Bibirnya terbungkam rapat, wajahnya sendu meski tak berani menunduk ataupun menghindari raungan marah lelaki itu. Tangannya sampai bergemetar memegangi ponselnya sambil lalu melakukan kontak mata dengan Seolhyun. Sang teman yang menyadari ketidakberdayaannya segera menyusul, ikut membantu memegangi dengan benar ponselnya. Lalu melakukan panggilan ke saudaranya, si pemilik villa, yang entah mengapa sosoknya sulit dihubungi.

Sejujurnya bukan karena alasan kenapa saudaranya sulit dihubungi atau amukan Johnny menyebabknya demikian takut, melainkan Hwasa grogi ketika memegang benda pipih canggih ini. Belakangan ini dia jarang memainkan benda tersebut. Perasaan tak nyaman sekaligus takut mengusiknya hingga dia bersikap demikian pengecut, seperti seorang pecundang payah.

Nyaris mengalami tragedi serupa dengan teman-temannya—yang tentu belum diketahuinya—Hwasa juga mendapatkan teror berupa pesan singkat menyebutkan namanya. Namun, efek pesan itu amatlah menegangkan, atau beberapa kali dia sering menjumpai penampakkan di kaca lemari di kamarnya.

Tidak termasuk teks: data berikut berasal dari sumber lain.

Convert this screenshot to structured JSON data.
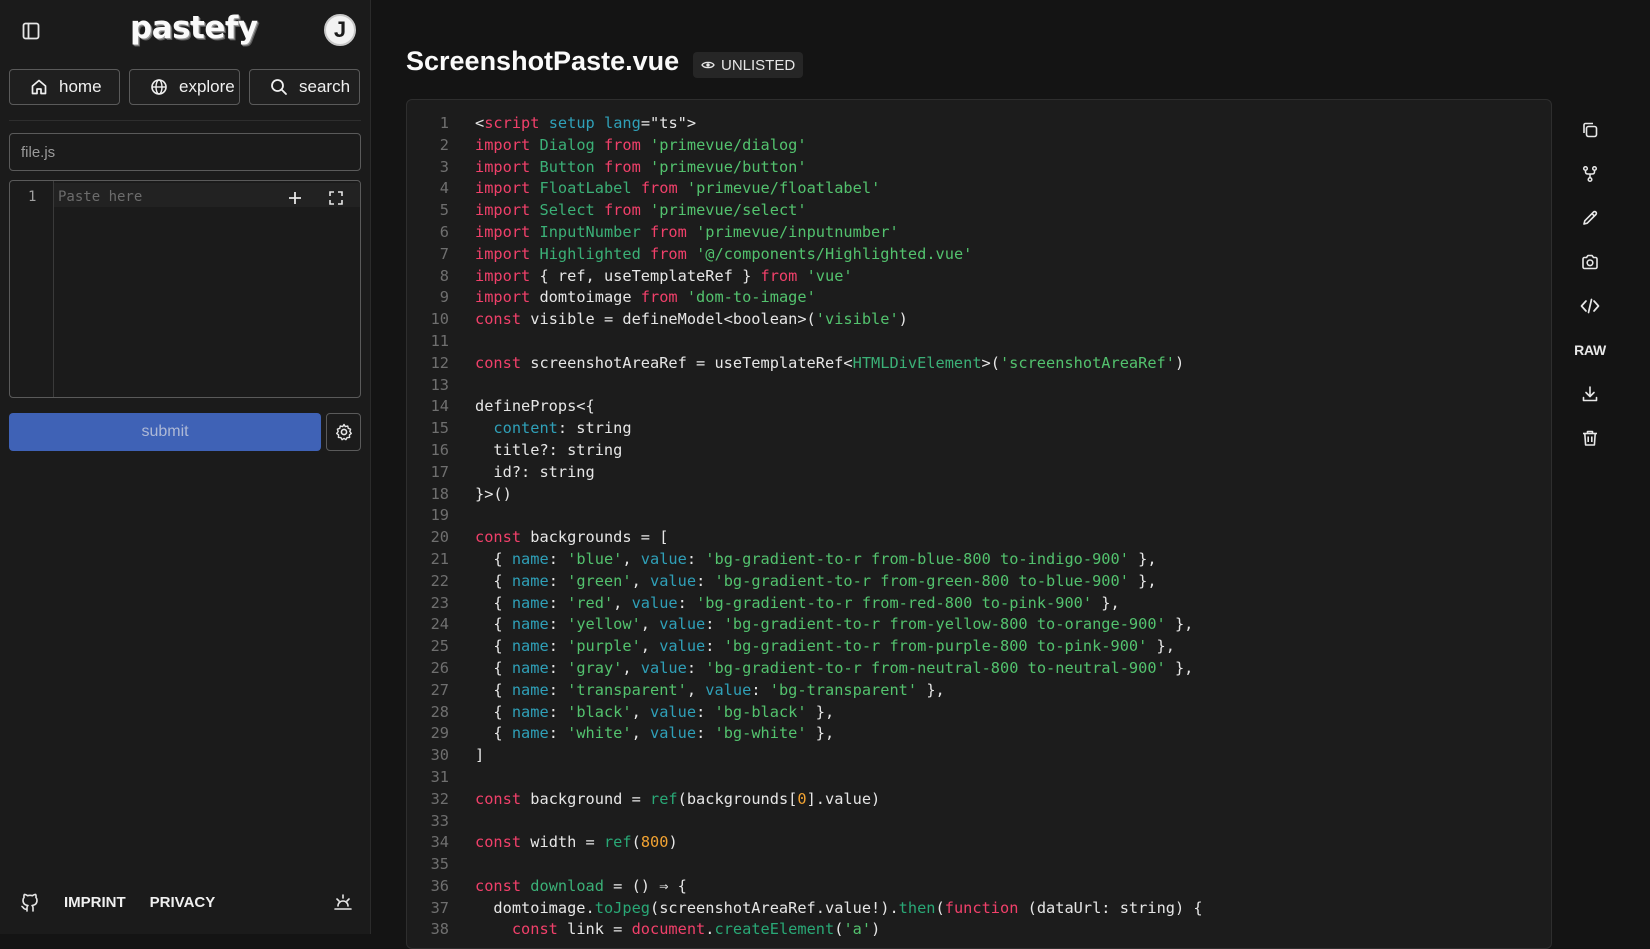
{
  "app": {
    "logo": "pastefy",
    "avatar_initial": "J"
  },
  "nav": {
    "home": "home",
    "explore": "explore",
    "search": "search"
  },
  "editor": {
    "filename_placeholder": "file.js",
    "line_number": "1",
    "paste_placeholder": "Paste here",
    "submit_label": "submit"
  },
  "footer": {
    "imprint": "IMPRINT",
    "privacy": "PRIVACY"
  },
  "paste": {
    "title": "ScreenshotPaste.vue",
    "visibility": "UNLISTED"
  },
  "actions": {
    "raw_label": "RAW"
  },
  "icons": {
    "sidebar_toggle": "sidebar-toggle-icon",
    "home": "home-icon",
    "explore": "globe-icon",
    "search": "search-icon",
    "add": "plus-icon",
    "fullscreen": "fullscreen-icon",
    "settings": "gear-icon",
    "github": "github-icon",
    "theme": "theme-icon",
    "visibility": "eye-icon",
    "copy": "copy-icon",
    "fork": "fork-icon",
    "edit": "pencil-icon",
    "screenshot": "camera-icon",
    "embed": "code-icon",
    "download": "download-icon",
    "delete": "trash-icon"
  },
  "colors": {
    "background": "#141414",
    "sidebar": "#1b1b1b",
    "submit": "#3f62b6",
    "keyword": "#f0406a",
    "string": "#53c26e",
    "identifier": "#3bb077",
    "property": "#2fa0b8",
    "number": "#f2a332"
  },
  "code_lines": [
    [
      {
        "t": "<",
        "c": ""
      },
      {
        "t": "script",
        "c": "kw"
      },
      {
        "t": " ",
        "c": ""
      },
      {
        "t": "setup",
        "c": "prop"
      },
      {
        "t": " ",
        "c": ""
      },
      {
        "t": "lang",
        "c": "prop"
      },
      {
        "t": "=\"ts\">",
        "c": ""
      }
    ],
    [
      {
        "t": "import",
        "c": "kw"
      },
      {
        "t": " ",
        "c": ""
      },
      {
        "t": "Dialog",
        "c": "id"
      },
      {
        "t": " ",
        "c": ""
      },
      {
        "t": "from",
        "c": "kw"
      },
      {
        "t": " ",
        "c": ""
      },
      {
        "t": "'primevue/dialog'",
        "c": "str"
      }
    ],
    [
      {
        "t": "import",
        "c": "kw"
      },
      {
        "t": " ",
        "c": ""
      },
      {
        "t": "Button",
        "c": "id"
      },
      {
        "t": " ",
        "c": ""
      },
      {
        "t": "from",
        "c": "kw"
      },
      {
        "t": " ",
        "c": ""
      },
      {
        "t": "'primevue/button'",
        "c": "str"
      }
    ],
    [
      {
        "t": "import",
        "c": "kw"
      },
      {
        "t": " ",
        "c": ""
      },
      {
        "t": "FloatLabel",
        "c": "id"
      },
      {
        "t": " ",
        "c": ""
      },
      {
        "t": "from",
        "c": "kw"
      },
      {
        "t": " ",
        "c": ""
      },
      {
        "t": "'primevue/floatlabel'",
        "c": "str"
      }
    ],
    [
      {
        "t": "import",
        "c": "kw"
      },
      {
        "t": " ",
        "c": ""
      },
      {
        "t": "Select",
        "c": "id"
      },
      {
        "t": " ",
        "c": ""
      },
      {
        "t": "from",
        "c": "kw"
      },
      {
        "t": " ",
        "c": ""
      },
      {
        "t": "'primevue/select'",
        "c": "str"
      }
    ],
    [
      {
        "t": "import",
        "c": "kw"
      },
      {
        "t": " ",
        "c": ""
      },
      {
        "t": "InputNumber",
        "c": "id"
      },
      {
        "t": " ",
        "c": ""
      },
      {
        "t": "from",
        "c": "kw"
      },
      {
        "t": " ",
        "c": ""
      },
      {
        "t": "'primevue/inputnumber'",
        "c": "str"
      }
    ],
    [
      {
        "t": "import",
        "c": "kw"
      },
      {
        "t": " ",
        "c": ""
      },
      {
        "t": "Highlighted",
        "c": "id"
      },
      {
        "t": " ",
        "c": ""
      },
      {
        "t": "from",
        "c": "kw"
      },
      {
        "t": " ",
        "c": ""
      },
      {
        "t": "'@/components/Highlighted.vue'",
        "c": "str"
      }
    ],
    [
      {
        "t": "import",
        "c": "kw"
      },
      {
        "t": " { ref, useTemplateRef } ",
        "c": ""
      },
      {
        "t": "from",
        "c": "kw"
      },
      {
        "t": " ",
        "c": ""
      },
      {
        "t": "'vue'",
        "c": "str"
      }
    ],
    [
      {
        "t": "import",
        "c": "kw"
      },
      {
        "t": " domtoimage ",
        "c": ""
      },
      {
        "t": "from",
        "c": "kw"
      },
      {
        "t": " ",
        "c": ""
      },
      {
        "t": "'dom-to-image'",
        "c": "str"
      }
    ],
    [
      {
        "t": "const",
        "c": "kw"
      },
      {
        "t": " visible = defineModel<boolean>(",
        "c": ""
      },
      {
        "t": "'visible'",
        "c": "str"
      },
      {
        "t": ")",
        "c": ""
      }
    ],
    [],
    [
      {
        "t": "const",
        "c": "kw"
      },
      {
        "t": " screenshotAreaRef = useTemplateRef<",
        "c": ""
      },
      {
        "t": "HTMLDivElement",
        "c": "id"
      },
      {
        "t": ">(",
        "c": ""
      },
      {
        "t": "'screenshotAreaRef'",
        "c": "str"
      },
      {
        "t": ")",
        "c": ""
      }
    ],
    [],
    [
      {
        "t": "defineProps<{",
        "c": ""
      }
    ],
    [
      {
        "t": "  ",
        "c": ""
      },
      {
        "t": "content",
        "c": "prop"
      },
      {
        "t": ": string",
        "c": ""
      }
    ],
    [
      {
        "t": "  title?: string",
        "c": ""
      }
    ],
    [
      {
        "t": "  id?: string",
        "c": ""
      }
    ],
    [
      {
        "t": "}>()",
        "c": ""
      }
    ],
    [],
    [
      {
        "t": "const",
        "c": "kw"
      },
      {
        "t": " backgrounds = [",
        "c": ""
      }
    ],
    [
      {
        "t": "  { ",
        "c": ""
      },
      {
        "t": "name",
        "c": "prop"
      },
      {
        "t": ": ",
        "c": ""
      },
      {
        "t": "'blue'",
        "c": "str"
      },
      {
        "t": ", ",
        "c": ""
      },
      {
        "t": "value",
        "c": "prop"
      },
      {
        "t": ": ",
        "c": ""
      },
      {
        "t": "'bg-gradient-to-r from-blue-800 to-indigo-900'",
        "c": "str"
      },
      {
        "t": " },",
        "c": ""
      }
    ],
    [
      {
        "t": "  { ",
        "c": ""
      },
      {
        "t": "name",
        "c": "prop"
      },
      {
        "t": ": ",
        "c": ""
      },
      {
        "t": "'green'",
        "c": "str"
      },
      {
        "t": ", ",
        "c": ""
      },
      {
        "t": "value",
        "c": "prop"
      },
      {
        "t": ": ",
        "c": ""
      },
      {
        "t": "'bg-gradient-to-r from-green-800 to-blue-900'",
        "c": "str"
      },
      {
        "t": " },",
        "c": ""
      }
    ],
    [
      {
        "t": "  { ",
        "c": ""
      },
      {
        "t": "name",
        "c": "prop"
      },
      {
        "t": ": ",
        "c": ""
      },
      {
        "t": "'red'",
        "c": "str"
      },
      {
        "t": ", ",
        "c": ""
      },
      {
        "t": "value",
        "c": "prop"
      },
      {
        "t": ": ",
        "c": ""
      },
      {
        "t": "'bg-gradient-to-r from-red-800 to-pink-900'",
        "c": "str"
      },
      {
        "t": " },",
        "c": ""
      }
    ],
    [
      {
        "t": "  { ",
        "c": ""
      },
      {
        "t": "name",
        "c": "prop"
      },
      {
        "t": ": ",
        "c": ""
      },
      {
        "t": "'yellow'",
        "c": "str"
      },
      {
        "t": ", ",
        "c": ""
      },
      {
        "t": "value",
        "c": "prop"
      },
      {
        "t": ": ",
        "c": ""
      },
      {
        "t": "'bg-gradient-to-r from-yellow-800 to-orange-900'",
        "c": "str"
      },
      {
        "t": " },",
        "c": ""
      }
    ],
    [
      {
        "t": "  { ",
        "c": ""
      },
      {
        "t": "name",
        "c": "prop"
      },
      {
        "t": ": ",
        "c": ""
      },
      {
        "t": "'purple'",
        "c": "str"
      },
      {
        "t": ", ",
        "c": ""
      },
      {
        "t": "value",
        "c": "prop"
      },
      {
        "t": ": ",
        "c": ""
      },
      {
        "t": "'bg-gradient-to-r from-purple-800 to-pink-900'",
        "c": "str"
      },
      {
        "t": " },",
        "c": ""
      }
    ],
    [
      {
        "t": "  { ",
        "c": ""
      },
      {
        "t": "name",
        "c": "prop"
      },
      {
        "t": ": ",
        "c": ""
      },
      {
        "t": "'gray'",
        "c": "str"
      },
      {
        "t": ", ",
        "c": ""
      },
      {
        "t": "value",
        "c": "prop"
      },
      {
        "t": ": ",
        "c": ""
      },
      {
        "t": "'bg-gradient-to-r from-neutral-800 to-neutral-900'",
        "c": "str"
      },
      {
        "t": " },",
        "c": ""
      }
    ],
    [
      {
        "t": "  { ",
        "c": ""
      },
      {
        "t": "name",
        "c": "prop"
      },
      {
        "t": ": ",
        "c": ""
      },
      {
        "t": "'transparent'",
        "c": "str"
      },
      {
        "t": ", ",
        "c": ""
      },
      {
        "t": "value",
        "c": "prop"
      },
      {
        "t": ": ",
        "c": ""
      },
      {
        "t": "'bg-transparent'",
        "c": "str"
      },
      {
        "t": " },",
        "c": ""
      }
    ],
    [
      {
        "t": "  { ",
        "c": ""
      },
      {
        "t": "name",
        "c": "prop"
      },
      {
        "t": ": ",
        "c": ""
      },
      {
        "t": "'black'",
        "c": "str"
      },
      {
        "t": ", ",
        "c": ""
      },
      {
        "t": "value",
        "c": "prop"
      },
      {
        "t": ": ",
        "c": ""
      },
      {
        "t": "'bg-black'",
        "c": "str"
      },
      {
        "t": " },",
        "c": ""
      }
    ],
    [
      {
        "t": "  { ",
        "c": ""
      },
      {
        "t": "name",
        "c": "prop"
      },
      {
        "t": ": ",
        "c": ""
      },
      {
        "t": "'white'",
        "c": "str"
      },
      {
        "t": ", ",
        "c": ""
      },
      {
        "t": "value",
        "c": "prop"
      },
      {
        "t": ": ",
        "c": ""
      },
      {
        "t": "'bg-white'",
        "c": "str"
      },
      {
        "t": " },",
        "c": ""
      }
    ],
    [
      {
        "t": "]",
        "c": ""
      }
    ],
    [],
    [
      {
        "t": "const",
        "c": "kw"
      },
      {
        "t": " background = ",
        "c": ""
      },
      {
        "t": "ref",
        "c": "fn"
      },
      {
        "t": "(backgrounds[",
        "c": ""
      },
      {
        "t": "0",
        "c": "num"
      },
      {
        "t": "].value)",
        "c": ""
      }
    ],
    [],
    [
      {
        "t": "const",
        "c": "kw"
      },
      {
        "t": " width = ",
        "c": ""
      },
      {
        "t": "ref",
        "c": "fn"
      },
      {
        "t": "(",
        "c": ""
      },
      {
        "t": "800",
        "c": "num"
      },
      {
        "t": ")",
        "c": ""
      }
    ],
    [],
    [
      {
        "t": "const",
        "c": "kw"
      },
      {
        "t": " ",
        "c": ""
      },
      {
        "t": "download",
        "c": "id"
      },
      {
        "t": " = () ⇒ {",
        "c": ""
      }
    ],
    [
      {
        "t": "  domtoimage.",
        "c": ""
      },
      {
        "t": "toJpeg",
        "c": "fn"
      },
      {
        "t": "(screenshotAreaRef.value!).",
        "c": ""
      },
      {
        "t": "then",
        "c": "fn"
      },
      {
        "t": "(",
        "c": ""
      },
      {
        "t": "function",
        "c": "kw"
      },
      {
        "t": " (dataUrl: string) {",
        "c": ""
      }
    ],
    [
      {
        "t": "    ",
        "c": ""
      },
      {
        "t": "const",
        "c": "kw"
      },
      {
        "t": " link = ",
        "c": ""
      },
      {
        "t": "document",
        "c": "kw"
      },
      {
        "t": ".",
        "c": ""
      },
      {
        "t": "createElement",
        "c": "fn"
      },
      {
        "t": "(",
        "c": ""
      },
      {
        "t": "'a'",
        "c": "str"
      },
      {
        "t": ")",
        "c": ""
      }
    ]
  ]
}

Sosok itu tampak seperti seorang kawan lama. Berdiri di belakang setiap kali dia bercermin seraya melontarkan senyuman menyeramkan dengan pandangan suram yang mengancam. Hwasa selalu menjerit melihat presensi si makhluk tersebut. Sementara dua malam terakhir ini, dia merasa ada seseorang yang mengawasi tidurnya.

“Lo jaga Hwasa,” ucapnya terhadap Seolhyun yang langsung mengangguk mengerti. “Hubungi orang itu sampai bisa, sementara gue mengawasi Taeyong.”

“Dia belum juga bangun?”

Johnny sengaja tidak memberitahukan kondisi Taeyong sekarang sebab tak mau membuat mereka khawatir, apalagi sampai berpikiran yang berlebihan. Untuk sekarang dia hanya perlu mengawasi kesadaran sang teman, sambil menunggu kabar dari paman Taeyong yang lagi berusaha untuk mencari keberadaan sang ponakan ke dimensi lain.

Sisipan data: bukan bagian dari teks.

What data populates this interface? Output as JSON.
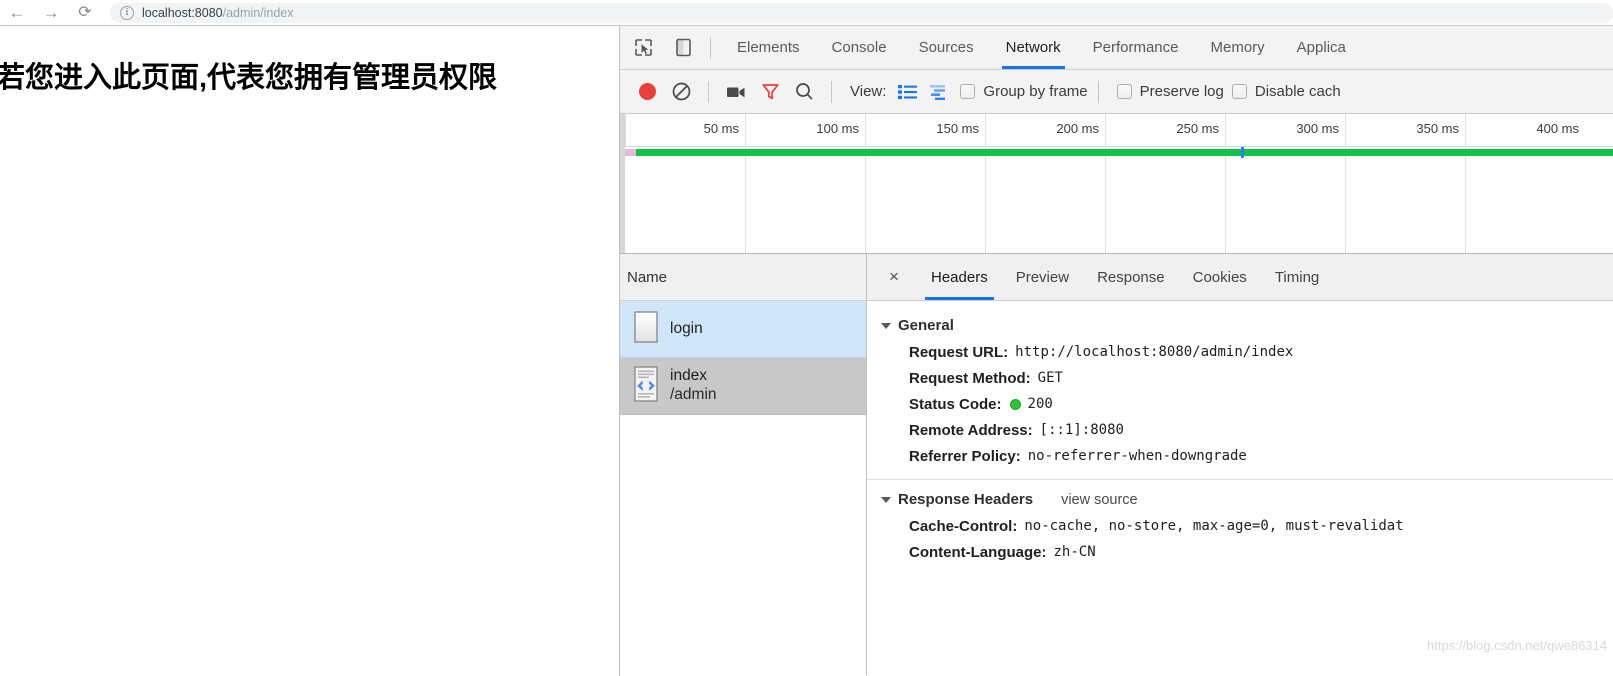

Hanya beliau harapannya, dan semoga saja beliau dapat membaw Taeyong pulang.

...

Jisoo masih di rumah sendiri. Pandangannya terus mengawasi sekeliling dengan was-was setelah insiden panggilan itu dia jadi cemas. Berharap tak memiliki teman, akan lebih baik untuknya tinggal sendiri daripada punya rekan berasal dari dunia lain. Sedangkan si adik akan pulang beberapa menit lagi, Junghwan-nya itu dijemput Ravn atas tawarannya lantaran enggan membiarkan Jisoo menyusul lewat taksi online, mengingat dia tidak becus menyetir. Bukankah baiknya dia turut membantu?

Suara mobil memasuki halaman parkir rumah langsung tertangkap telinganya. Jisoo segera menyambut kepulangan mereka dengan sukaria, kontan berlari ke depan untuk membukakan pintu. Lega rasanya begitu melihat sang adik bersama temannya itu telah sampai rumah.

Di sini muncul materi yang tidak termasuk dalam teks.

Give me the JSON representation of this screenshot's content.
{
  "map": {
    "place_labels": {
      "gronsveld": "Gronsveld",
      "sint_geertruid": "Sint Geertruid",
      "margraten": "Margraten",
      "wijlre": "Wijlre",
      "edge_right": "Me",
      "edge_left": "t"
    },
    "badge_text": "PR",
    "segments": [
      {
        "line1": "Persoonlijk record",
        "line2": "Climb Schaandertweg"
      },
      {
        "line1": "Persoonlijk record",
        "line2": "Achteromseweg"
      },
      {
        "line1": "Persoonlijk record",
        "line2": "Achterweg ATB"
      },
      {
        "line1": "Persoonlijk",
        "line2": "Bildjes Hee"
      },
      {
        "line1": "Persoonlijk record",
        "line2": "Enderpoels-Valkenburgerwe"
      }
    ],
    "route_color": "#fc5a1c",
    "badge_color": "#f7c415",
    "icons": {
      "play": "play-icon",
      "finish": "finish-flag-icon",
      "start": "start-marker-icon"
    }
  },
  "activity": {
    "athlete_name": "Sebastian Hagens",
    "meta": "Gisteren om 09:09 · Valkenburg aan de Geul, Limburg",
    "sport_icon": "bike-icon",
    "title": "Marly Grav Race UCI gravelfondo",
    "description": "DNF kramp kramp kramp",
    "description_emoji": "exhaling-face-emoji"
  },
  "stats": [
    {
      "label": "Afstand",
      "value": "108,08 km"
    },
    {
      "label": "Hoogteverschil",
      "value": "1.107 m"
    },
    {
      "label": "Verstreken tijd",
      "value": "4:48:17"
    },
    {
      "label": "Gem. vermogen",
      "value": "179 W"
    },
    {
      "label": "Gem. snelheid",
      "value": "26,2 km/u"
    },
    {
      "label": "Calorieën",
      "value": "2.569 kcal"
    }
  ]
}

Ravn menyusul di belakang Junghwan, lalu menyapa Jisoo yang menanti di teras rumah. “Sorry, Jis, lama. Tadi mampir beli nasi goreng dulu.”

Jisoo kontan memelototi sang adik, seolah ide mampir ke penjual nasi goreng merupakan kemauan lelaki muda ini.

“Bukan adik lo, gue yang minta,” jelas Ravn. Terlihat juga di tangannya lagi menenteng sebungkus plastik berisikan nasi goreng.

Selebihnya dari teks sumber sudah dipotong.